Network debugging
The chances are quite good that you'll have some problems somewhere when you set up your network. FreeBSD gives you a large number of tools with which to find and solve the problem.
In this chapter, we'll consider a methodology of debugging network problems. In the process, we'll look at the programs that help debugging. It will help to have your finger in "Networks and the Internet" while reading this section.
How to approach network problems
Recall from "Networks and the Internet" that network software and hardware operate on at least four layers. If one layer doesn't work, the ones above won't either. When solving problems, it obviously makes sense to start at the bottom and work up.
Most people understand this up to a point. Nobody expects a PPP connection to the Internet to work if the modem can't dial the ISP. On the other hand, a large number of messages to the FreeBSD-questions mailing list show that many people seem to think that once this connection has been established, everything else will work automatically. If it doesn't, they're puzzled.
Unfortunately, the Net isn't that simple. In fact, it's too complicated to give a hard-and-fast methodology at all. Much network debugging can look more like magic than anything rational. Nevertheless, a surprising number of network problems can be solved by using the steps below. Even if they don't solve your problem, read through them.

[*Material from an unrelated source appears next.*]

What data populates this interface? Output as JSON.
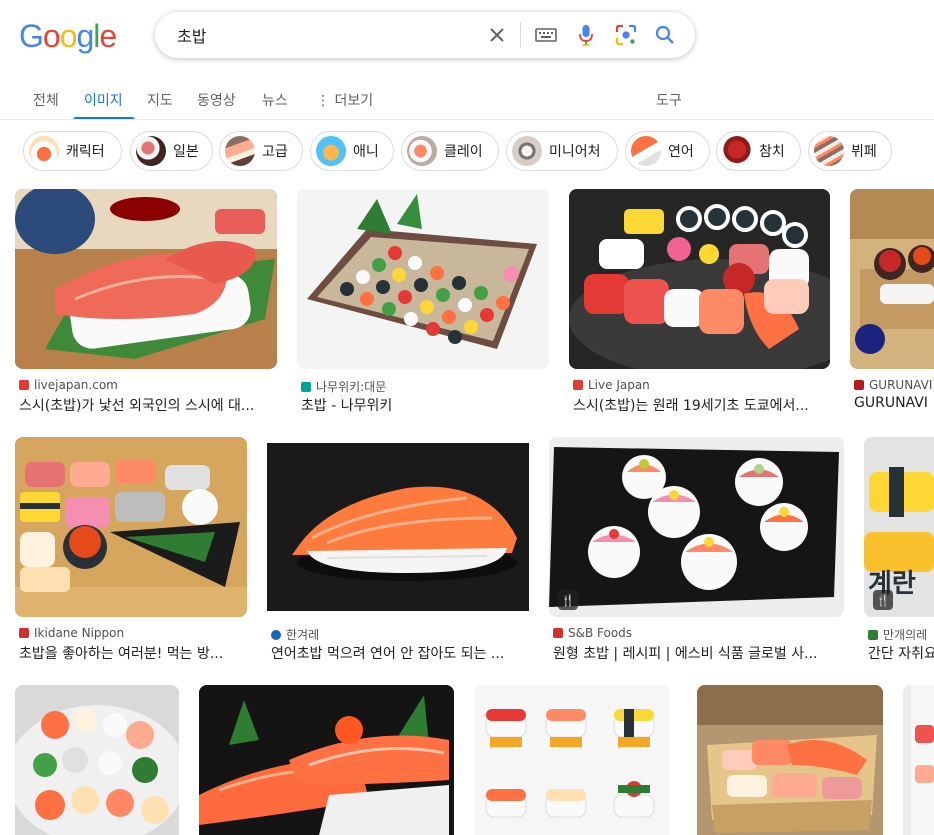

They might give you some ideas about where to look.
Link layer problems
To test your link layer, start with ping. ping is a relatively simple program that sends an ICMP echo packet to a specific IP address and checks the reply. ICMP is the Internet Control Message Protocol, is used for error reporting and testing. See TCP/IP Illustrated, by Richard Stevens, for more information.
A typical ping output might look like:
$ ping bumble PING bumble.example.org (223.147.37.156): 56 data bytes 64 bytes from 223.147.37.156: icmp_seq=0 ttl=255 time=1.137 ms 64 bytes from 223.147.37.156: icmp_seq=1 ttl=255 time=0.640 ms 64 bytes from 223.147.37.156: icmp_seq=2 ttl=255 time=0.671 ms 64 bytes from 223.147.37.156: icmp_seq=3 ttl=255 time=0.612 ms ^C --- bumble.example.org ping statistics --- 4packets transmitted, 4 packets received, 0% packet loss round-trip min/avg/max/stddev = 0.612/0.765/1.137/0.216 ms
In this case, we are sending the messages to the system bumble.example.org. By default, ping sends messages of 56 bytes. With the IP header, this makes packets of 64 bytes. By default, ping continues until you stop it—notice the ^C indicating that this invocation was stopped by pressing Ctrl-C.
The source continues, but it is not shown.